Phillip then asked if Chuck Schumer is afraid of her potentially challenging him for his Senate seat next year.
Ocasio-Cortez tried to deflect and say it was Republicans and not Schumer that fear her candidacy, but the two statements appear in conflict, since Schumer embodies the party’s old guard.
In another interview with NBC’s Sam Brock, the Democrat lauded the benefits of socialism, such as “free buses, rent freezes and universal child care,” only to moments later dismiss the inference that Democrats are socialists.
“I’m a millennial. I’m 36 years old, and my first election was for Barack Obama when I was 18 years old. And we’ve been hearing Democrats be called socialists our entire voting lives,” she told Brock. “I think that as time goes on, this is not a threat that is really resonating with the majority and large pluralities of the electorate, and that this kind of name calling doesn’t really have the weight that results do have.”
When asked to define a Democratic socialist, Ocasio-Cortez likened it to fighting for more government programs.
“I mean, to me, it’s this radical idea that working people have economic rights. And when you read the Constitution of this country, we have beautiful, incredible freedoms of speech, and we have so many liberties and due processes.

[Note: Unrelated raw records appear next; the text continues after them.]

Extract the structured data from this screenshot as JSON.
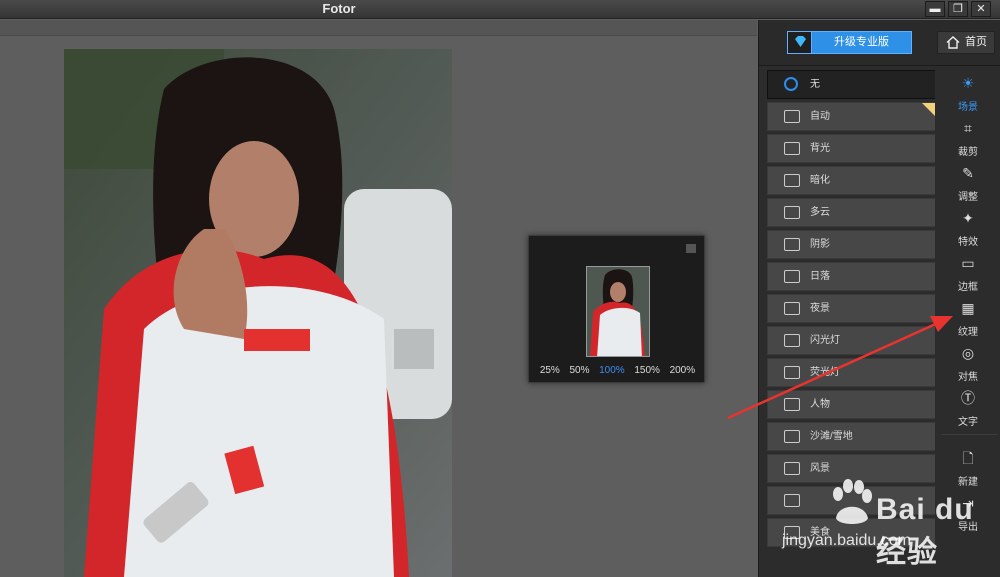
{
  "window": {
    "title": "Fotor",
    "minimize_label": "▬",
    "restore_label": "❐",
    "close_label": "✕"
  },
  "header": {
    "upgrade_label": "升级专业版",
    "home_label": "首页"
  },
  "zoom_popup": {
    "levels": [
      "25%",
      "50%",
      "100%",
      "150%",
      "200%"
    ],
    "active_level": "100%"
  },
  "scenes": {
    "items": [
      {
        "label": "无",
        "icon": "none-icon",
        "active": true
      },
      {
        "label": "自动",
        "icon": "camera-icon"
      },
      {
        "label": "背光",
        "icon": "backlight-icon"
      },
      {
        "label": "暗化",
        "icon": "darken-icon"
      },
      {
        "label": "多云",
        "icon": "cloud-icon"
      },
      {
        "label": "阴影",
        "icon": "shadow-icon"
      },
      {
        "label": "日落",
        "icon": "sunset-icon"
      },
      {
        "label": "夜景",
        "icon": "moon-icon"
      },
      {
        "label": "闪光灯",
        "icon": "flash-icon"
      },
      {
        "label": "荧光灯",
        "icon": "fluorescent-icon"
      },
      {
        "label": "人物",
        "icon": "portrait-icon"
      },
      {
        "label": "沙滩/雪地",
        "icon": "beach-icon"
      },
      {
        "label": "风景",
        "icon": "landscape-icon"
      },
      {
        "label": "",
        "icon": "building-icon"
      },
      {
        "label": "美食",
        "icon": "food-icon"
      }
    ]
  },
  "tools": {
    "items": [
      {
        "label": "场景",
        "icon": "sun-icon",
        "active": true
      },
      {
        "label": "裁剪",
        "icon": "crop-icon"
      },
      {
        "label": "调整",
        "icon": "pencil-icon"
      },
      {
        "label": "特效",
        "icon": "sparkle-icon"
      },
      {
        "label": "边框",
        "icon": "frame-icon"
      },
      {
        "label": "纹理",
        "icon": "checker-icon"
      },
      {
        "label": "对焦",
        "icon": "focus-icon"
      },
      {
        "label": "文字",
        "icon": "text-icon"
      },
      {
        "label": "新建",
        "icon": "new-file-icon"
      },
      {
        "label": "导出",
        "icon": "export-icon"
      }
    ]
  },
  "watermark": {
    "brand": "Bai du 经验",
    "url": "jingyan.baidu.com"
  },
  "colors": {
    "accent": "#2e90e6",
    "active_text": "#3d9af7",
    "arrow": "#e8332e"
  }
}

“But should we not also have the right to housing, the right to a livable wage, the right to attempt to provide health care and child care to the best that we are able and capable of providing in this country?”
Voters may get their say on that if Ocasio-Cortez announces a primary challenge of Schumer, the Democrat’s Senate minority leader who is widely viewed as prolonging the government shutdown to appease the party’s far-left base in advance of such a challenge.
The lawmaker also took shots at President Donald Trump on Tuesday, saying he “operates through threats. He operates through criminality,” citing his 34 felony convictions in a civil case widely viewed as a political prosecution. She added that the Supreme Court has “essentially authorized” him “to commit crimes in office” through its rulings.
When asked about the lasting message from Mamdani’s win, Ocasio-Cortez took a more cheerful tone, saying:
“As dark as this time is, as challenging as this moment can be, anything is still possible in America.”